Once a Week (magazine)/Series 1/Volume 7/The story of Tim




The Russians have three grand popular tales, the subjects of which are thievish adventures. One is called the “Story of Klim,” another is called the “Story of Tim,” and the third is called the “Story of Tom.” Below we present a translation of the “Story of Tim.” That part of the tale in which Tim inquires of the drowsy Archimandrite as to the person to whom the stolen pelisse is to be awarded differs in no material point from a portion of a tale narrated in the Turkish story-book of the lady and the forty vizirs. The concluding part, however, in which we are told how Tim’s comrades twice stole the pig from him, and how he twice regained it, is essentially Russian and original.

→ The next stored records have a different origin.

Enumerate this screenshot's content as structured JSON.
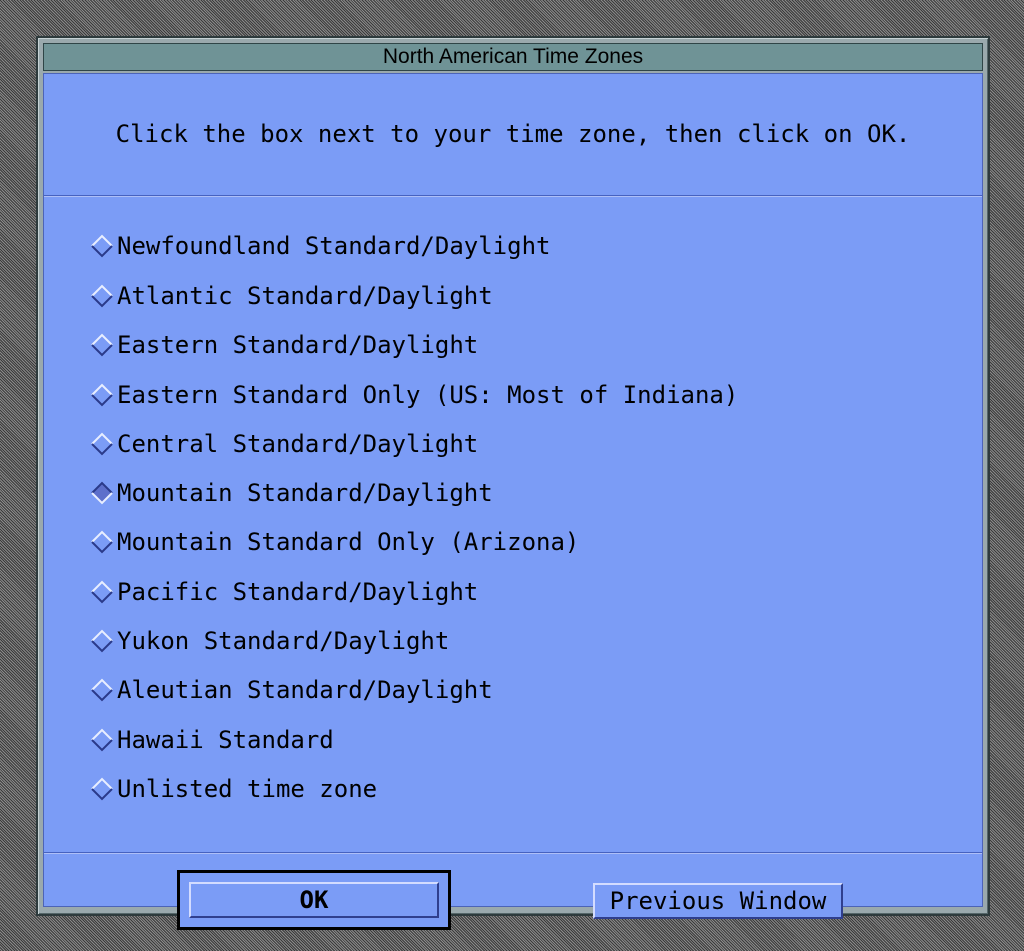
{
  "window": {
    "title": "North American Time Zones"
  },
  "instruction": "Click the box next to your time zone, then click on OK.",
  "selected_index": 5,
  "options": [
    {
      "label": "Newfoundland Standard/Daylight",
      "selected": false
    },
    {
      "label": "Atlantic Standard/Daylight",
      "selected": false
    },
    {
      "label": "Eastern Standard/Daylight",
      "selected": false
    },
    {
      "label": "Eastern Standard Only (US: Most of Indiana)",
      "selected": false
    },
    {
      "label": "Central Standard/Daylight",
      "selected": false
    },
    {
      "label": "Mountain Standard/Daylight",
      "selected": true
    },
    {
      "label": "Mountain Standard Only (Arizona)",
      "selected": false
    },
    {
      "label": "Pacific Standard/Daylight",
      "selected": false
    },
    {
      "label": "Yukon Standard/Daylight",
      "selected": false
    },
    {
      "label": "Aleutian Standard/Daylight",
      "selected": false
    },
    {
      "label": "Hawaii Standard",
      "selected": false
    },
    {
      "label": "Unlisted time zone",
      "selected": false
    }
  ],
  "buttons": {
    "ok_label": "OK",
    "previous_label": "Previous Window"
  },
  "icons": {
    "radio": "diamond-radio-icon"
  },
  "colors": {
    "panel_background": "#7b9cf6",
    "titlebar": "#6f9396",
    "window_frame": "#9aa9ad",
    "radio_selected_fill": "#5d6fcb"
  }
}
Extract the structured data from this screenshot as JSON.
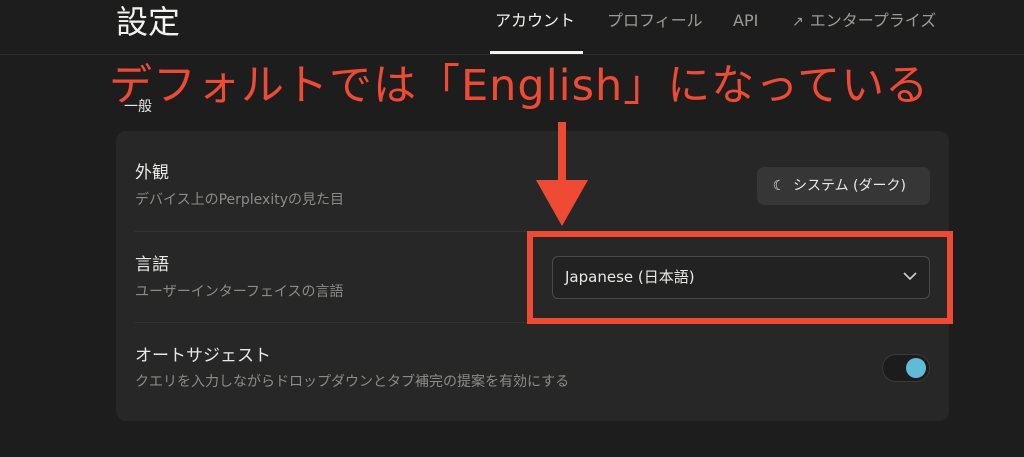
{
  "header": {
    "title": "設定",
    "tabs": [
      {
        "label": "アカウント",
        "active": true
      },
      {
        "label": "プロフィール",
        "active": false
      },
      {
        "label": "API",
        "active": false
      },
      {
        "label": "エンタープライズ",
        "active": false,
        "icon": "external-arrow-icon"
      }
    ]
  },
  "section": {
    "label": "一般"
  },
  "settings": {
    "appearance": {
      "title": "外観",
      "description": "デバイス上のPerplexityの見た目",
      "value": "システム (ダーク)",
      "icon": "moon-icon"
    },
    "language": {
      "title": "言語",
      "description": "ユーザーインターフェイスの言語",
      "selected": "Japanese (日本語)"
    },
    "autosuggest": {
      "title": "オートサジェスト",
      "description": "クエリを入力しながらドロップダウンとタブ補完の提案を有効にする",
      "enabled": true
    }
  },
  "annotation": {
    "text": "デフォルトでは「English」になっている",
    "color": "#ee4a34"
  },
  "colors": {
    "background": "#1d1d1d",
    "card": "#272727",
    "toggle_on": "#5fbcd6"
  }
}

In a certain village there lived an old man who had lost almost the whole of his hair, partly from age, and partly from the friction of his fur cap, which he never laid aside, either by day or night. He had a helpmeet as ancient as himself, but who differed from him in having a hump. Our story, however, does not relate to them, but to a son of theirs, called Timoney, who was a sharp lad enough, but who had learnt nothing but to play on the fife. The old man thinking that music, however sweet, would never fill the belly, and that it was quite impossible to live on an empty stomach, determined to have the boy taught some trade, but ere fixing on what it should be, he deemed it expedient to consult his old woman on the subject; and, accordingly, requested her opinion, adding that he would wish to see the boy either a blacksmith, or a tailor.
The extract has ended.